Tuesday, October 27, 2009

Reality vs. what the heart wants

I realized a bittersweet reality today. It pains me to say this, but I won't be visiting (or staying) with the kids as soon as I would like.

And it comes down to money. My heart, however, aches for those children. I was set to leave Fresno, where my sister and parents leave, this weekend. I could conceivably do it. I want to.

I don't think I will. I want to be with the kids more than anything else in the world. My family says they understand, but I must be honest. They don't. They don't know what it's like to be away from the people you love most of all on Earth for more than a year and a half. I wouldn't expect them to. This is not simply like waiting a few extra months for Christmas to arrive or a bonus check or a promotion at work or the chance to buy a new car. We're talking about being with the two people I love more than anyone else on earth and being with them. Working far away from them, in a way, holds them hostage from me.

Waiting a few more months until I get more money does the same. While I am grateful for the chance to live possibly rent-free and collect either unemployment or a small paycheck from a crappy job, the pull to be with my children is absolutely the strongest emotion I have ever felt in my life. It makes me sad to think that I have to wait as much as six months to be with them. Who knows what can happen in six months?

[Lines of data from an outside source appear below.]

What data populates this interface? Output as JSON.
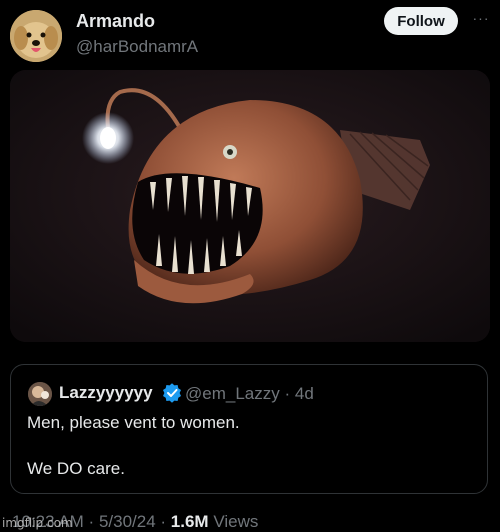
{
  "post": {
    "author": {
      "name": "Armando",
      "handle": "@harBodnamrA",
      "avatar_icon": "golden-retriever-puppy-avatar"
    },
    "follow_label": "Follow",
    "more_label": "···",
    "media_icon": "anglerfish-image"
  },
  "quote": {
    "author": {
      "name": "Lazzyyyyyy",
      "handle": "@em_Lazzy",
      "time": "4d",
      "verified_icon": "verified-badge-icon",
      "verified_color": "#1d9bf0"
    },
    "line1": "Men, please vent to women.",
    "line2": "We DO care."
  },
  "footer": {
    "time": "10:23 AM",
    "date": "5/30/24",
    "views_count": "1.6M",
    "views_label": "Views"
  },
  "watermark": "imgflip.com"
}
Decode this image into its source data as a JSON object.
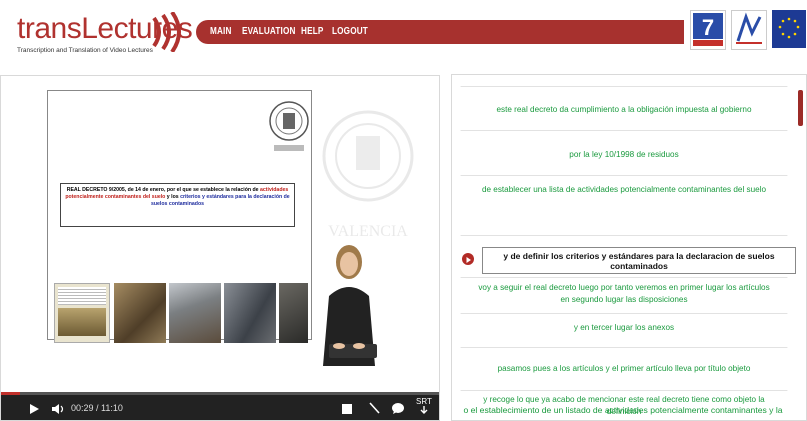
{
  "header": {
    "logo_text": "transLectures",
    "logo_subtitle": "Transcription and Translation of Video Lectures",
    "nav": [
      {
        "label": "MAIN"
      },
      {
        "label": "EVALUATION"
      },
      {
        "label": "HELP"
      },
      {
        "label": "LOGOUT"
      }
    ],
    "partner_fp7_label": "COOPERATION",
    "partner_upv_label": "UPV"
  },
  "video": {
    "slide_title_prefix": "REAL DECRETO 9/2005, de 14 de enero, por el que se establece la relación de",
    "slide_title_red": "actividades potencialmente contaminantes del suelo",
    "slide_title_mid": " y los ",
    "slide_title_blue": "criterios y estándares",
    "slide_title_suffix": "para la declaración de suelos contaminados",
    "time_display": "00:29 / 11:10",
    "srt_label": "SRT",
    "progress_fraction": 0.043
  },
  "transcript": {
    "segments": [
      {
        "text": "este real decreto da cumplimiento a la obligación impuesta al gobierno"
      },
      {
        "text": "por la ley 10/1998 de residuos"
      },
      {
        "text": "de establecer una lista de actividades potencialmente contaminantes del suelo"
      },
      {
        "text": "voy a seguir el real decreto luego por tanto veremos en primer lugar los artículos"
      },
      {
        "text": "en segundo lugar las disposiciones"
      },
      {
        "text": "y en tercer lugar los anexos"
      },
      {
        "text": "pasamos pues a los artículos y el primer artículo lleva por título objeto"
      },
      {
        "text": "y recoge lo que ya acabo de mencionar este real decreto tiene como objeto la"
      },
      {
        "text": "definición"
      },
      {
        "text": "o el establecimiento de un listado de actividades potencialmente contaminantes y la"
      }
    ],
    "editing_text_line1": "y de definir los criterios y estándares para la declaracion de suelos",
    "editing_text_line2": "contaminados"
  },
  "colors": {
    "brand_red": "#a7312e",
    "transcript_green": "#1a9a3e"
  }
}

Don't get me wrong. I love my mom, my dad, my sister and brother and their respective significant others and children and the opportunity to live virtually free of charge. It's an unbelievably kind gesture on their part. But here's the deal: They all live with the people they love, or are close enough to them that they can visit practically any time they want.

I don't.

Imagine having children only to have them snatched away from you and effectively being told you can't have them anymore. And then, realize there is a good chance you could have them, that circumstances have changed and you could at least have the chance to see them every day.

Wouldn't that make you euphoric? It certainly would me. Those children are as much mine as they are Cherie's, and every day I'm away from them is a day that I can never get back. Now, I've been told effectively, by my wallet, that, no, seeing the kids or being with them isn't a possibility right now.

I would be happy begging for food at a soup kitchen if I could just have the opportunity to see my kids. If I had to clean toilets with my bare hands or work to dig footings in the snow, I would do it, just to see my children.

I know my family means well, but they don't understand. I don't expect them to. I've been living a nightmare for the past 19 months, and the chance for it to end is palpable, and worth just about anything I would be willing to give up on Earth, right up to my own life. Unless you've been in my situation, I wouldn't expect anyone to understand.

But I will swallow my urge to do something with a potentially giant downside and take my money and do what I can to salt away as much as possible.

It doesn't give me any comfort to know that my children will have to wait that much longer before Daddy comes home for good. I'm glad at this point that none of them know how to read. They'd probably be heartbroken.

I'm not, but I'm pretty darn close right now.